Isn't a big draw for reunification the advanced manufacturing in Taiwan?

Forced reunification would risk destroying that, either as incidental damage through military operations, or as sabotage.

Far better would be to sit back and allow the US to continue proving itself incompetent and unreliable, until being subsumed like Hong Kong doesn't seem like such a bad deal.

Leading edge semi that's already largely denied to PRC via export controls that overwhelmingly underpins US semi advantage and economy. Glassing TSMC would actually only close advanced semi gap between US and PRC by simply taking most of US semi high end pipeline offline. Meanwhile PRC retains the most complete semi supply chain, they don't have leading edge but they do have almost fully indigenized semi vs decentralized western semi, a lot of which are in PRC missile range.

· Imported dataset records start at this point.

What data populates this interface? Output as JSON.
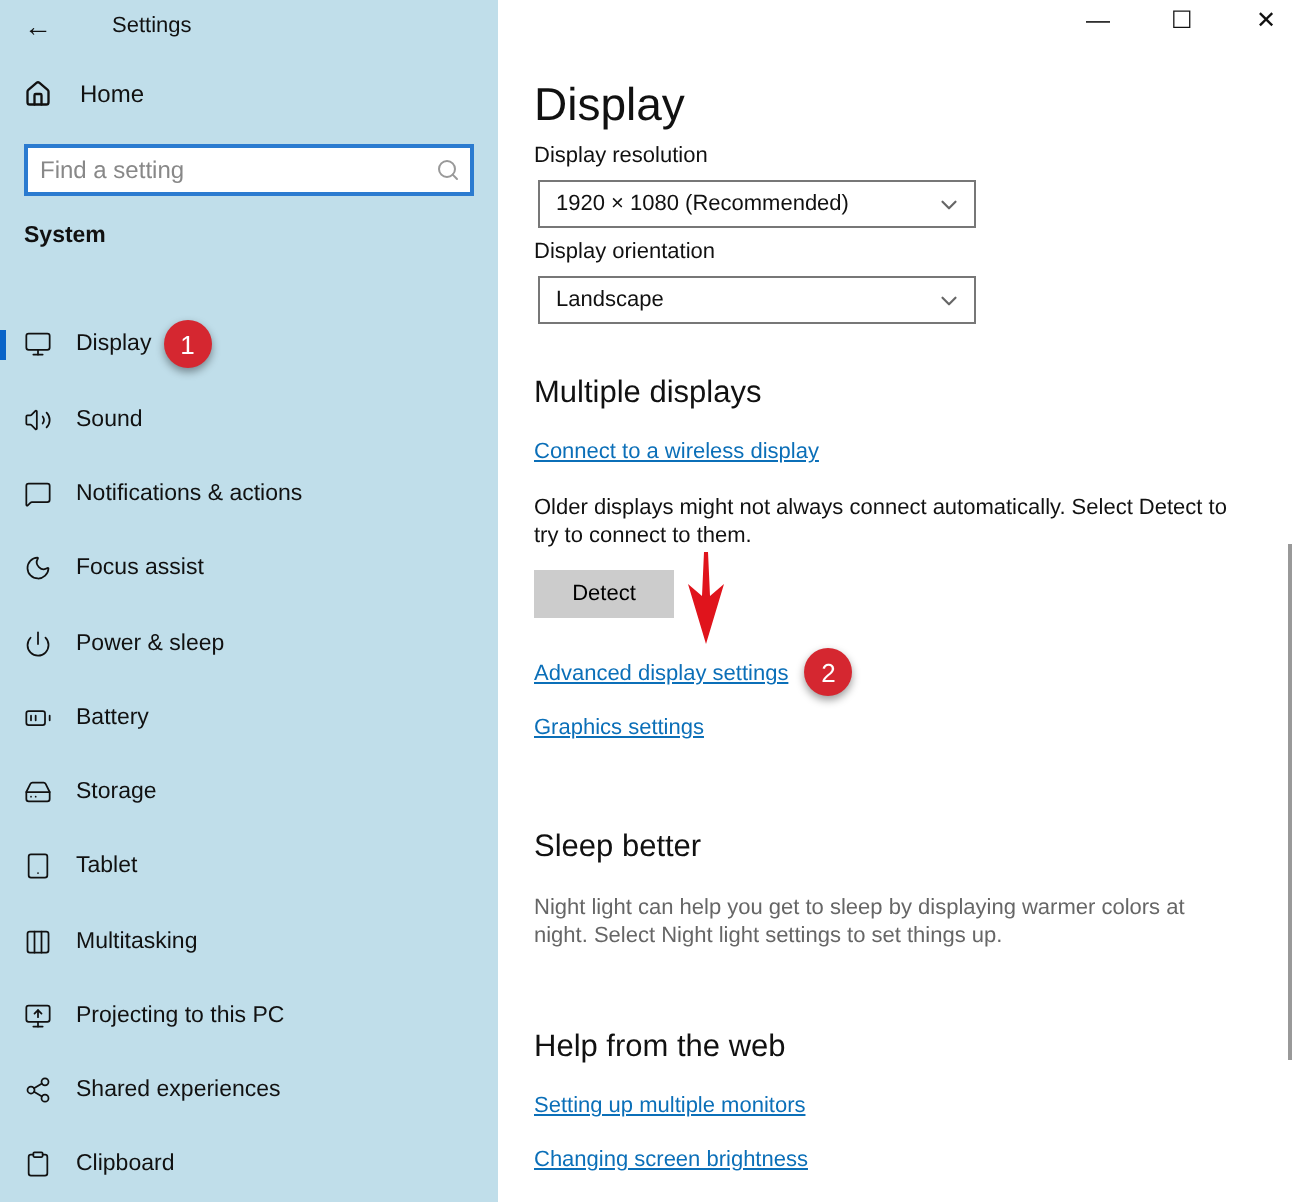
{
  "window": {
    "title": "Settings",
    "back": "←",
    "controls": [
      "—",
      "☐",
      "✕"
    ]
  },
  "sidebar": {
    "home": "Home",
    "search": {
      "placeholder": "Find a setting"
    },
    "section": "System",
    "items": [
      {
        "label": "Display",
        "selected": true,
        "badge": "1"
      },
      {
        "label": "Sound",
        "selected": false
      },
      {
        "label": "Notifications & actions",
        "selected": false
      },
      {
        "label": "Focus assist",
        "selected": false
      },
      {
        "label": "Power & sleep",
        "selected": false
      },
      {
        "label": "Battery",
        "selected": false
      },
      {
        "label": "Storage",
        "selected": false
      },
      {
        "label": "Tablet",
        "selected": false
      },
      {
        "label": "Multitasking",
        "selected": false
      },
      {
        "label": "Projecting to this PC",
        "selected": false
      },
      {
        "label": "Shared experiences",
        "selected": false
      },
      {
        "label": "Clipboard",
        "selected": false
      }
    ]
  },
  "main": {
    "title": "Display",
    "fields": [
      {
        "label": "Display resolution",
        "value": "1920 × 1080 (Recommended)"
      },
      {
        "label": "Display orientation",
        "value": "Landscape"
      }
    ],
    "sections": [
      {
        "heading": "Multiple displays",
        "blocks": [
          {
            "kind": "link",
            "text": "Connect to a wireless display"
          },
          {
            "kind": "text",
            "text": "Older displays might not always connect automatically. Select Detect to try to connect to them."
          },
          {
            "kind": "button",
            "text": "Detect"
          },
          {
            "kind": "link",
            "text": "Advanced display settings",
            "badge": "2"
          },
          {
            "kind": "link",
            "text": "Graphics settings"
          }
        ]
      },
      {
        "heading": "Sleep better",
        "blocks": [
          {
            "kind": "muted",
            "text": "Night light can help you get to sleep by displaying warmer colors at night. Select Night light settings to set things up."
          }
        ]
      },
      {
        "heading": "Help from the web",
        "blocks": [
          {
            "kind": "link",
            "text": "Setting up multiple monitors"
          },
          {
            "kind": "link",
            "text": "Changing screen brightness"
          }
        ]
      }
    ]
  }
}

> doesn't seem like such a bad deal

This fundamentally doesn't address that US would still retain security architecture in region, i.e. TW doesn't host much US hardware anyway - taking tw does not meaningfully shift security balance. The only way to ensure relative geopolitical sanctuary is to boot US forward basing out of East Asia, and to be blunt that is not something done peacefully from PRC side, i.e. unless US voluntarily abdicate from theatre and I don't see that happening. Now maybe PRC can establish overwhelmingly advantageous regional force balance that it's obvious to all US posture no longer security dilemma for PRC, but I wouldn't discount PRC simply wanting to remove US forces from regional equation just to be sure.

The water between Taiwan and China makes it pretty hard to invade unlike Ukraine or Hong Kong. It's how Taiwan came to be in the first place - the Chinese government retreated there to escape the communist take over and it's held for the last century. If anything modern tech had made things worse for an invading navy if the fate of Russia's Black Sea fleet is anything to go by.
Hong Kong was actually pretty defensible, it is hemmed in by mountains and then water. The problem is that all of Hong Kong’s utilities and food came from the mainland, it just wasn’t a viable city without mainland cooperation.
I think an EU type agreement might be the way to go. Separate countries but in a union. I know Xi would hate it as he wants to be the ruler of all but compare say France and Germany - years of peace under the EU arrangement with Ukraine / Russia with both countries getting wrecked.
That'll be far too close to the 'one country two systems' promise that China broke when it got control of Hong Kong to get Taiwan to voluntarily to sign up to it.
EU style union is voluntary one. So no that cant happen.
> Japan, South Korea, Philippines and Australia are taking notes.

Donny also goes back on his word constantly. Look at all the trade agreements that he signed before 'liberation day'. Look at really everything afterwards too.

Even if Iran wanted to sign something, they can't. It will mean nothing. They know that.

That's a pretty wild prediction - Taiwan is also a middle power and could beef up if it wants to.